Fatigue Crack Growth under Mode I, II and III for Plane-strain and Plane-stress Conditions
Procedia Engineering, 2014
Fatigue crack growth (FCG) could be encountered in many mechanical components, which can be made from either thin or thick steel plates (or shells) and, therefore, be subjected to a plane-stress or a plane-strain condition, respectively. The loads applied in a solid body containing a narrow notch or a sharp crack will induce a yield zone near its tip with a dimension that will depend on the mechanical properties of the material, as well as on the thickness of the body, the crack length and the magnitude of the loads applied. Crack propagation can then occur under mode I, II, III or mixed-mode for general loading. The paper presents J I , J II and J III integral functions, which were correlated with the elastic stress intensity factors K I , K II and K III , for thin and thick CT specimens.

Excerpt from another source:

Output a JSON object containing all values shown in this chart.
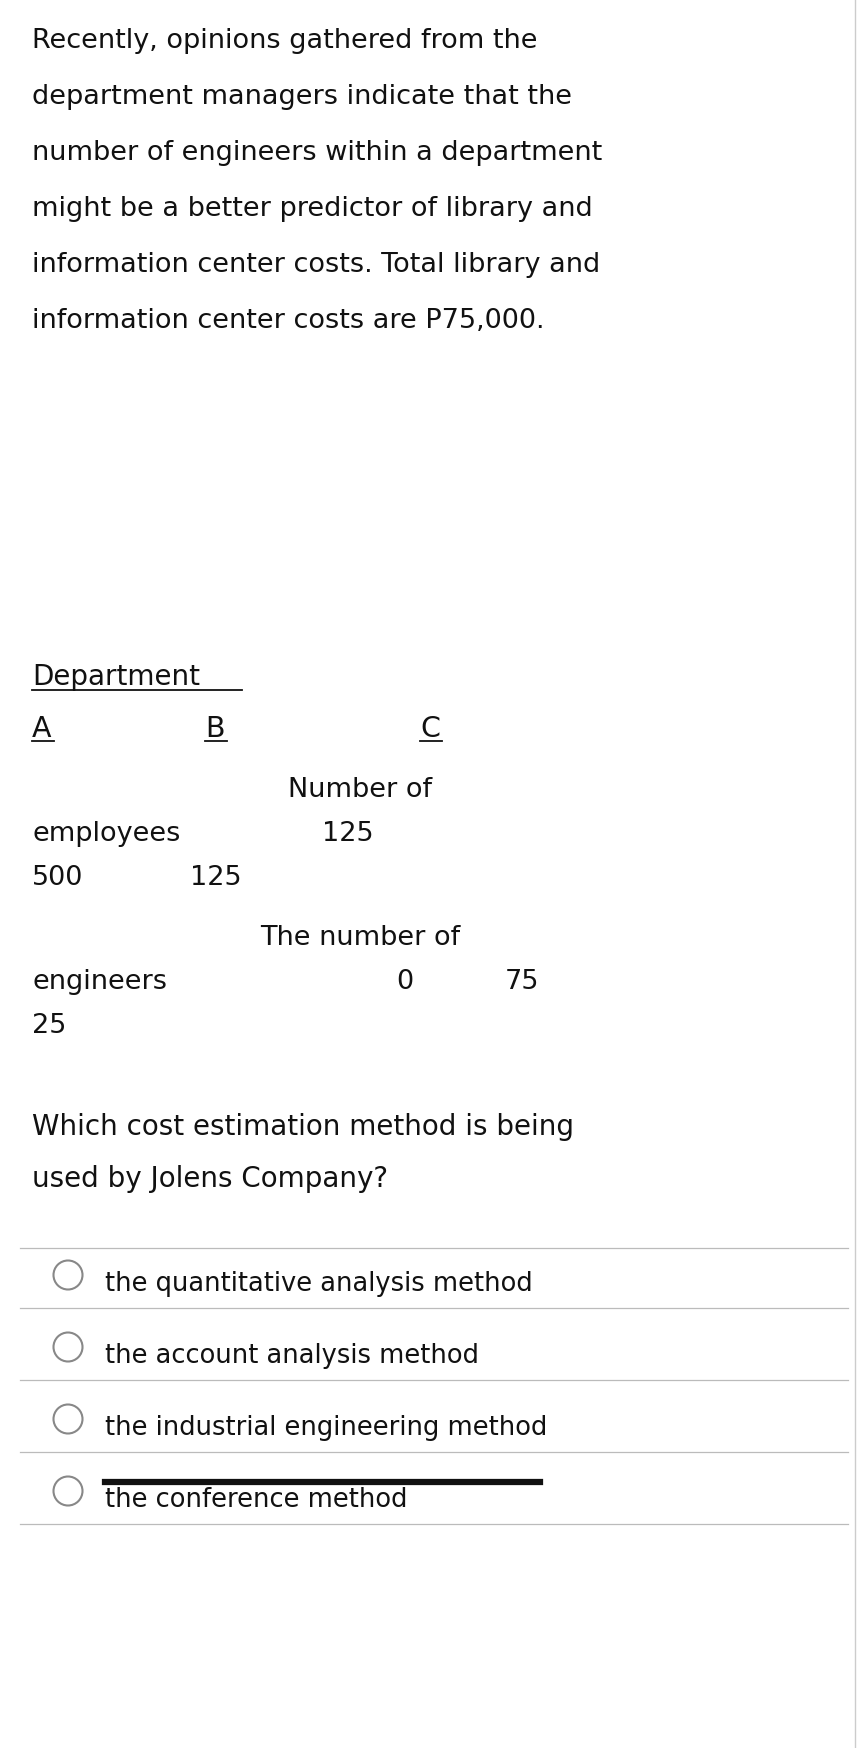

The evaluation of J-Integral values was carried out for different crack lengths, along the crack front, and using the Finite Element Method (FEM), with collapsed nodes and midside nodes dislocated to ¼ of the edge's length, in order to simulate the crack tip singularity. Interaction between in-plane, in-plane sliding and out-of-plane modes are also discussed in the paper. In addition, FCG rates under mode I, mode III and a mixed-mode (mode I+III) were experimentally determined, at room temperature, for a high-strength Cr-Mn austenitic stainless steel.